If you drive in and around Grand Rapids, you undoubtedly encounter dozens or even hundreds of tractor-trailers. After all, I-196, I-96 and Highway 131 are major routes for interstate commerce. If you collide with a commercial vehicle, though, you are at risk of suffering serious and life-altering injuries.
In 2019, 160,000 individuals required medical treatment following truck accidents in the U.S. Most of these were not truck drivers or their passengers. While accident-related medical care and related expenses can be costly, you may have some options for seeking financial compensation.
Commercial truck drivers
Like all other drivers, commercial truckers have a legal duty to drive reasonably. If a driver breaches this duty and causes an accident, you may be able to use a negligence theory to pursue compensation. In the interim, your no-fault car insurance or health care coverage may help you pay mounting medical bills.
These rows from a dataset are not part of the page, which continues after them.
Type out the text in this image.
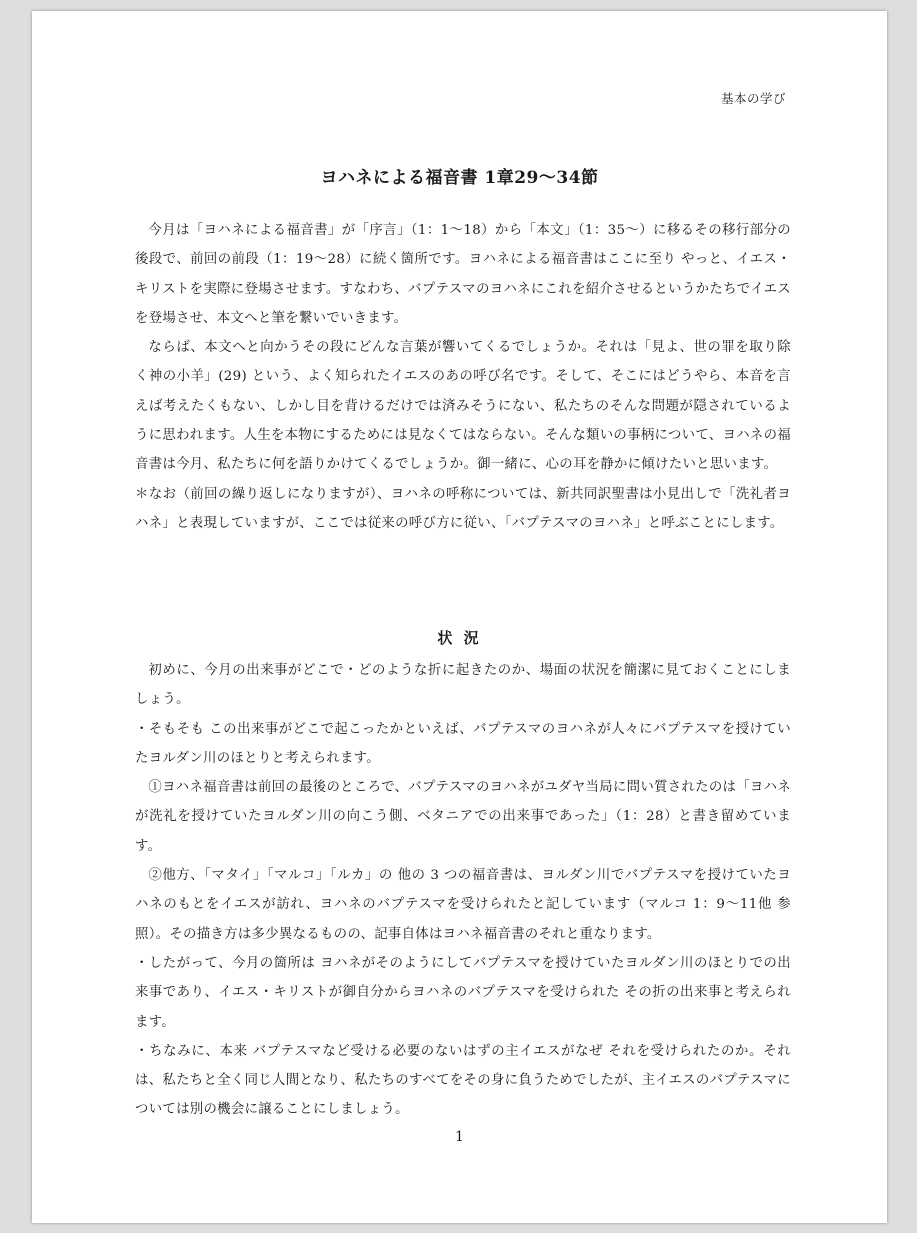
基本の学び
ヨハネによる福音書 1章29〜34節

今月は「ヨハネによる福音書」が「序言」（1：1〜18）から「本文」（1：35〜）に移るその移行部分の後段で、前回の前段（1：19〜28）に続く箇所です。ヨハネによる福音書はここに至り やっと、イエス・キリストを実際に登場させます。すなわち、バプテスマのヨハネにこれを紹介させるというかたちでイエスを登場させ、本文へと筆を繋いでいきます。

ならば、本文へと向かうその段にどんな言葉が響いてくるでしょうか。それは「見よ、世の罪を取り除く神の小羊」(29) という、よく知られたイエスのあの呼び名です。そして、そこにはどうやら、本音を言えば考えたくもない、しかし目を背けるだけでは済みそうにない、私たちのそんな問題が隠されているように思われます。人生を本物にするためには見なくてはならない。そんな類いの事柄について、ヨハネの福音書は今月、私たちに何を語りかけてくるでしょうか。御一緒に、心の耳を静かに傾けたいと思います。

＊なお（前回の繰り返しになりますが）、ヨハネの呼称については、新共同訳聖書は小見出しで「洗礼者ヨハネ」と表現していますが、ここでは従来の呼び方に従い、「バプテスマのヨハネ」と呼ぶことにします。

状 況

初めに、今月の出来事がどこで・どのような折に起きたのか、場面の状況を簡潔に見ておくことにしましょう。

・そもそも この出来事がどこで起こったかといえば、バプテスマのヨハネが人々にバプテスマを授けていたヨルダン川のほとりと考えられます。

①ヨハネ福音書は前回の最後のところで、バプテスマのヨハネがユダヤ当局に問い質されたのは「ヨハネが洗礼を授けていたヨルダン川の向こう側、ベタニアでの出来事であった」（1：28）と書き留めています。

②他方、「マタイ」「マルコ」「ルカ」の 他の 3 つの福音書は、ヨルダン川でバプテスマを授けていたヨハネのもとをイエスが訪れ、ヨハネのバプテスマを受けられたと記しています（マルコ 1：9〜11他 参照）。その描き方は多少異なるものの、記事自体はヨハネ福音書のそれと重なります。

・したがって、今月の箇所は ヨハネがそのようにしてバプテスマを授けていたヨルダン川のほとりでの出来事であり、イエス・キリストが御自分からヨハネのバプテスマを受けられた その折の出来事と考えられます。

・ちなみに、本来 バプテスマなど受ける必要のないはずの主イエスがなぜ それを受けられたのか。それは、私たちと全く同じ人間となり、私たちのすべてをその身に負うためでしたが、主イエスのバプテスマについては別の機会に譲ることにしましょう。

1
Commercial trucking companies
If you suffer serious bodily injury or disfigurement in a truck accident, the truck driver may simply not have the financial resources to pay for your costly damages. The commercial trucking company that employs the driver probably has deeper pockets.
While the actions of a commercial trucker or trucking company may have caused or contributed to the accident, third-party vendors may also bear some responsibility. If a mechanic’s error played a role in the crash, you may have a valid legal claim against the mechanic. The same may be true for a parts manufacturer or supplier who sold defective components.
Ultimately, you should not have to pay for the catastrophic consequences of someone else’s actions. By exploring every individual and entity who may have contributed to the accident, you may boost your chances of receiving the compensation you need to move forward with your life.